Last Wednesday, author and journalist Elif Batuman graced Russell House with a reading of some of her characteristically clever work. A staff writer for The New Yorker, Batuman was recently a writer-in-residence at the Koc University in Istanbul, and holds a Ph.D. in Comparative Literature from Stanford University. She was born to Turkish parents and grew up in New Jersey. She went on to study Russian literature as a graduate student.
Before the start of the reading, Batuman told a quick anecdote about purchasing a self-help book that recommended the disposal of home objects that no longer evoke joy. She consequently threw out every copy of her collection of essays, “The Possessed: Adventures with Russian Books and the People who Read Them,” in her apartment, and therefore had to read from an Australian copy of the book that she borrowed from Wesleyan. Most of the reading was dedicated to a segment of the collection called Who Killed Tolstoy?, which employs Batuman’s pet theory that Tolstoy was murdered as an exploratory tool to meditate on the man, his life, and his death. The piece is set at a conference on Tolstoy at his ancestral manse.
Batuman primarily writes about literature, specifically that of the Great Russians, in a vivifying manner that brings these vaunted and monolithic classics to life. Hers is a rich, drily funny, and slightly goofy gaze, as touched on by Visiting Professor of English, Hirsh Sawhney’s introduction. Ascribing her the role of author, essayist, and traveler, he said, “[Batuman has a] hunger for knowledge and a faith in serendipity and Pushkin’s prose.” He also noted her expert linking of literature and life, expressing, “[It is] personal, reflective, rigorous, and literary.”
Batuman’s work makes the argument for reading as living. In her prose, she perennially links some detail of a rainy day to an epigrammatic stream of associations, hooking a Sherlock Holmes case to an anecdote from Tolstoy’s married life, to a brief biography of one of his acolytes. She calls her new book, “The Idiot,” a semi-autobiographical novel, but chose not to read from it, saying that she didn’t yet feel completely happy with the work. Instead, she shared excerpts from her first book, “The Possessed.”

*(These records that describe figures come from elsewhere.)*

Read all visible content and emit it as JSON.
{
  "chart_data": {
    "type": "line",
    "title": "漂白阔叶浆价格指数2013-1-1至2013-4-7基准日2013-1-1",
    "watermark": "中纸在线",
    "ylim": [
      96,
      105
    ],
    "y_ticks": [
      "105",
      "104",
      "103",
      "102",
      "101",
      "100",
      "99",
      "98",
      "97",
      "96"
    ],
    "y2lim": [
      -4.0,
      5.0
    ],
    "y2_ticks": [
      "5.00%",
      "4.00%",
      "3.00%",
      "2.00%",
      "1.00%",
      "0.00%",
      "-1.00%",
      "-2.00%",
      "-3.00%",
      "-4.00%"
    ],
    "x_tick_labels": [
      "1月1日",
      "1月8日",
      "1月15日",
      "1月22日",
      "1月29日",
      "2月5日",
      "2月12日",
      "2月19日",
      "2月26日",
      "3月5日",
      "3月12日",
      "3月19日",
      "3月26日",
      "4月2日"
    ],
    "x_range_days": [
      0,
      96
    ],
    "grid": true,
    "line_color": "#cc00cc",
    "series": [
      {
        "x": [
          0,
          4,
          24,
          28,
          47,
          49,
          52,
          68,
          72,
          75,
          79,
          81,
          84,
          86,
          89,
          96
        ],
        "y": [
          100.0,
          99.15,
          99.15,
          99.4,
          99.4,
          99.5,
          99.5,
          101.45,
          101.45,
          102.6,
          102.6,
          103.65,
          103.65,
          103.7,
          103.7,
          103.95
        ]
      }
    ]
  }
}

One of the most pleasurable hallmarks of Batuman’s writing is a deep and genuine intellectual curiosity, a true delight in the eccentric and tragic outsized-ness of the individuals she chronicles. It’s this delight, curiosity, and intellectual pleasure that animate her work and her voice. As liberal arts students, we consume so much so quickly, both in terms of literature and culture, that pleasure can often take a backseat or even ease itself out of the picture to clear space for the gorging. Why do we read, if not for pleasure? Where do we want to get with the books or articles we read and tear to pieces on a daily basis? Do we want or need them to be meaningful to us at all? You can’t really teach pleasure of any kind, and you can’t really teach delight. It has to take seed and grow, and it’s increasingly rare. However, Batuman’s work possesses it.
Batuman speaks and writes to the pleasure of reading outside of academic confines. This is not to say there’s any hippy-dippy “Dead Poets Society” style goofery in her work. Instead, she demonstrates an internalization of theory and a sophisticated manner of thinking and writing about art, not to mention a rich sense of humor and empathy with the sad weirdo geniuses whose work she adores. Behind the Russell House podium, Batuman self-annotated as she read, skipping over chunks and paragraphs that she deemed boring in the moment.
“And then there’s a part where I go to the library and read,” Batuman summarized, flipping over a couple pages. “Riveting stuff.”
Batuman also occasionally read punctuation out loud, noting periods, commas, and quotation marks. At one point, she veered into a description of the friendship between Tolstoy, the vastly bearded titan, and Chekhov, the sickly playwright-slash-short story writer. Her account rendered the friendship in a significantly less academic tone than most Russian literature devotees would most likely ascribe it. In Batuman’s description, Tolstoy and Chekhov sit side by side, looking out at the sunset. Tolstoy demands to know if Chekhov was very profligate in his youth, a question at which the latter stammers and stutters. Tolstoy, meanwhile, glares out at the horizon and growls, “I was insatiable.”
During a brief Q&A following the reading, Batuman acknowledged the tension between her nationality and the subjects she studies, revealing that she often has to navigate the tensions between Turkey and Russia in her work.
And she does so with grace and humor, her effusive and funny attitude on Wednesday night only adding to the charm of her writing. She possesses a warmth that compellingly acknowledges and intersects with the black-comic mordancy that twines itself throughout her work. Her personal demeanor brings this biting humor to the fore, augmenting and nuancing it.
In a telling moment during the Q&A session, Batuman responded to an audience member’s question that her favorite character from “War and Peace” is the French soldier who hangs out with Pierre in Moscow and drinks champagne after the rest of the city has fled. This response aptly demonstrates the position she takes in her writing: acknowledging, appreciating, and attributing a certain grace to the little parts of life that often go overlooked.